Re-reading The Fountainhead makes me wonder: Is the character Gordon Prescott based on Martin Heidegger’s philosophy?
In Part II, Chapter 8, architect Prescott is giving a lecture to the nascent Council of American Builders, founded by Ellsworth Toohey. Reading it this time evoked in me a strong feeling of Heidegger’s “What Is Metaphysics?”, first delivered as a lecture at the University of Freiburg.
First, for your reading pleasure, here is Prescott’s speech:
“And thus the intrinsic significance of our craft lies in the philosophical fact that we deal in nothing. We create emptiness through which certain physical bodies are to move—we shall designate them for convenience as human. By emptiness I mean that which is commonly known as rooms. Thus it is only the crass layman who thinks that we put up some walls. We do nothing of the kind. We put up emptiness, as I have proved. This leads to a corollary of astronomical importance: to the unconditional acceptance of the premise the ‘absence’ is superior to ‘presence.’ That is, to the acceptance of non-acceptance. I shall state this in simpler terms—for the sake of clarity: ‘nothing’ is superior to ‘something.’ Thus it is clear that the architect is more than a bricklayer—since the fact of bricks is a secondary illusion anyway. The architect is a metaphysical priest dealing in basic essentials, who has the courage to face the primal conception of reality as nonreality—since there is nothing and he creates nothingness. If this sounds like a contradiction, it is not a proof of bad logic, but of a higher logic, the dialectics of all life and art. Should you wish to make the inevitable deductions from this basic conception, you may come to conclusions of vast sociological importance. You may see that a beautiful woman is inferior to a non-beautiful one, that the literate is inferior to the illiterate, that the rich is inferior to the poor, and the able to the incompetent. The architect is the concrete illustration of a cosmic paradox. Let us be modest in the vast pride of this realization. Everything else is twaddle.” (311)

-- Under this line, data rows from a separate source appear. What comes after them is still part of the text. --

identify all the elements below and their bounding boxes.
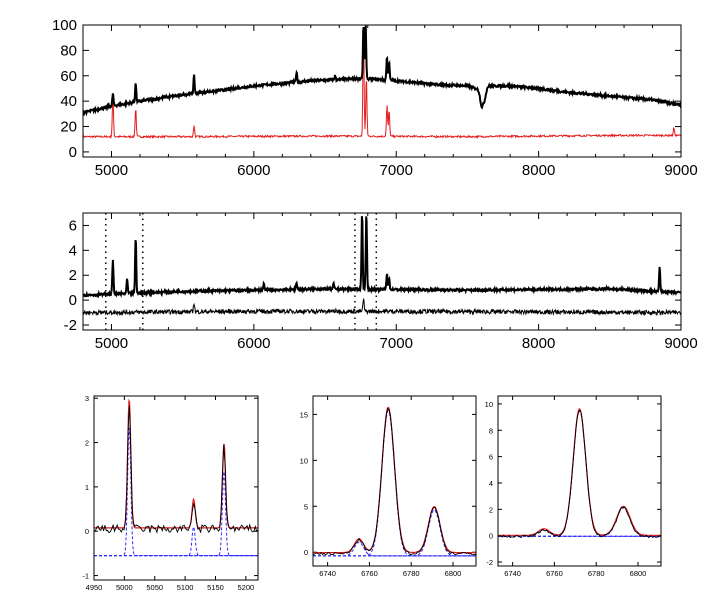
y-tick-label: 0 — [69, 292, 77, 309]
x-tick-label: 6760 — [361, 569, 378, 578]
flux-spectrum-line — [83, 25, 681, 117]
x-tick-label: 5000 — [95, 335, 128, 352]
y-tick-label: 2 — [85, 439, 89, 448]
axes-frame — [93, 395, 259, 581]
y-tick-label: 10 — [485, 400, 493, 409]
x-tick-label: 5000 — [95, 162, 128, 179]
x-tick-label: 6760 — [546, 569, 563, 578]
y-tick-label: 20 — [60, 119, 77, 136]
axes-frame — [82, 24, 682, 158]
x-tick-label: 4950 — [86, 583, 103, 592]
plot-area — [94, 398, 258, 557]
y-tick-label: 0 — [304, 548, 308, 557]
y-tick-label: 8 — [489, 426, 493, 435]
model-fit-line — [498, 407, 661, 536]
y-tick-label: 15 — [300, 410, 308, 419]
component-gaussian — [498, 409, 661, 537]
y-tick-label: 60 — [60, 68, 77, 85]
y-tick-label: -1 — [82, 572, 89, 581]
component-gaussian — [94, 525, 258, 557]
plot-area — [498, 407, 661, 539]
x-tick-label: 6000 — [237, 335, 270, 352]
component-gaussian — [313, 509, 476, 557]
x-tick-label: 5100 — [177, 583, 194, 592]
y-tick-label: 40 — [60, 93, 77, 110]
component-gaussian — [313, 541, 476, 557]
data-line — [313, 407, 476, 556]
x-tick-label: 5200 — [238, 583, 255, 592]
axes-frame — [82, 212, 682, 331]
data-line — [498, 409, 661, 539]
axes-frame — [312, 395, 477, 567]
component-gaussian — [94, 471, 258, 557]
plot-area — [313, 406, 476, 557]
y-tick-label: 0 — [489, 532, 493, 541]
component-gaussian — [313, 410, 476, 557]
y-tick-label: 3 — [85, 394, 89, 403]
plot-zoom-ha-2: 6740 6760 6780 6800 -2 0 2 4 6 8 10 — [485, 395, 662, 578]
component-gaussian — [498, 506, 661, 537]
x-tick-label: 6740 — [319, 569, 336, 578]
x-tick-label: 6800 — [445, 569, 462, 578]
component-gaussian — [94, 426, 258, 557]
y-tick-label: 6 — [489, 453, 493, 462]
x-tick-label: 6780 — [403, 569, 420, 578]
x-tick-label: 6780 — [588, 569, 605, 578]
x-tick-label: 5050 — [146, 583, 163, 592]
plot-area — [83, 25, 681, 139]
x-tick-label: 6740 — [504, 569, 521, 578]
y-tick-label: 80 — [60, 42, 77, 59]
x-tick-label: 6800 — [630, 569, 647, 578]
y-tick-label: -2 — [486, 558, 493, 567]
x-tick-label: 7000 — [380, 162, 413, 179]
plot-area — [83, 213, 681, 330]
x-tick-label: 5150 — [207, 583, 224, 592]
model-fit-line — [313, 406, 476, 554]
y-tick-label: 2 — [489, 505, 493, 514]
plot-zoom-oiii: 4950 5000 5050 5100 5150 5200 -1 0 1 2 3 — [82, 394, 259, 592]
plot-zoom-ha-1: 6740 6760 6780 6800 0 5 10 15 — [300, 395, 477, 578]
y-tick-label: 4 — [69, 242, 77, 259]
data-line — [94, 405, 258, 534]
y-tick-label: 0 — [69, 144, 77, 161]
residual-line — [83, 298, 681, 317]
y-tick-label: 2 — [69, 267, 77, 284]
y-tick-label: 1 — [85, 483, 89, 492]
x-tick-label: 9000 — [664, 335, 697, 352]
x-tick-label: 9000 — [664, 162, 697, 179]
y-tick-label: 4 — [489, 479, 493, 488]
x-tick-label: 6000 — [237, 162, 270, 179]
model-fit-line — [94, 398, 258, 529]
plot-middle: 5000 6000 7000 8000 9000 -2 0 2 4 6 — [64, 212, 698, 352]
plot-top: 5000 6000 7000 8000 9000 0 20 40 60 80 100 — [52, 17, 698, 179]
x-tick-label: 8000 — [522, 162, 555, 179]
normalized-spectrum-line — [83, 216, 681, 299]
error-spectrum-line — [83, 37, 681, 139]
y-tick-label: 10 — [300, 456, 308, 465]
y-tick-label: 5 — [304, 502, 308, 511]
y-tick-label: 0 — [85, 527, 89, 536]
y-tick-label: -2 — [64, 317, 77, 334]
x-tick-label: 5000 — [116, 583, 133, 592]
axes-frame — [497, 395, 662, 567]
y-tick-label: 100 — [52, 17, 77, 34]
y-tick-label: 6 — [69, 217, 77, 234]
x-tick-label: 7000 — [380, 335, 413, 352]
x-tick-label: 8000 — [522, 335, 555, 352]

Now let’s make some comparisons to Heidegger’s 1929 essay.
Heidegger’s prose is challenging and is often used as a clear example of obscurity. But there is a coherence there once you’re inside, so to speak. Page numbers refer to Heidegger’s essay in Walter Kaufmann’s anthology.
On the metaphysics:
* Prescott is “The architect is a metaphysical priest dealing in basic essentials, who has the courage to face the primal conception of reality as nonreality.”
* Heidegger too identifies Being and Nothing: “Nothing is that which makes the revelation of what-is as such possible for our human existence. Nothing not merely provides the conceptual opposite of what-is but is also an original part of essence. It is in the Being of what-is that the nihilation of Nothing occurs.” (251)
On the epistemology:
* Prescott is all about embracing the paradox: “If this sounds like a contradiction, it is not a proof of bad logic, but of a higher logic, the dialectics of all life and art.”
* Heidegger claims that “Because the truth of metaphysics is so unfathomable” (256) we have to set aside reason and logic: “If this breaks the sovereignty of reason in the field of enquiry into Nothing and Being, then the fate of the rule of ‘logic’ is also decided. The very idea of ‘logic’ disintegrates in the vortex of a more original questioning.” (253)
On our human relation to reality:
* Prescott: “certain physical bodies” (i.e., humans) move into “emptiness” (i.e., rooms).
* Heidegger’s term for humans is “da-sein,” which he chose as an abstract indicator with less baggage and which he defines as follows: “Da-sein means being projected into Nothing.” (251)
On the ethical implications:
* Prescott tells us that “‘nothing’ is superior to ‘something’” and so tells us to subordinate the beautiful, the literate, the rich, and the able to the non-beautiful, the illiterate, the poor, the incompetent. Which is to say, we subordinate the more to the less or the non-existent.
* Heidegger vigorously calls for us humans to sacrifice to Being: “Sacrifice is rooted in the nature of the event through which Being claims man for the truth of Being.” And: “sacrifice is the expense of our human being for the preservation of the truth of Being” (263). Of course, if the truth of Being is that it is Nothing, then Heidegger is calling for us to sacrifice ourselves for Nothing. Our actual human being is less significant than the non-being of Nothing.
Thus an intellectual history question: Did Rand base Prescott on a reading of Heidegger? Or did she absorb the themes from the zeitgeist and apply the logic of the illogic herself?
Or we might make a connection to Hegel. Rand was exposed to Hegel, of course, so she could have taken these themes from him. In “What Is Metaphysics?”, Heidegger too acknowledges Hegel as a source: “‘Pure Being and pure Nothing are thus one and the same.’ This proposition of Hegel’s … is correct” (255). But Heidegger’s 1929 essay was current in the decade that Rand was doing the research for her 1943 The Fountainhead.
So: Is there a Heidegger connection for one of Rand’s lesser-icky characters?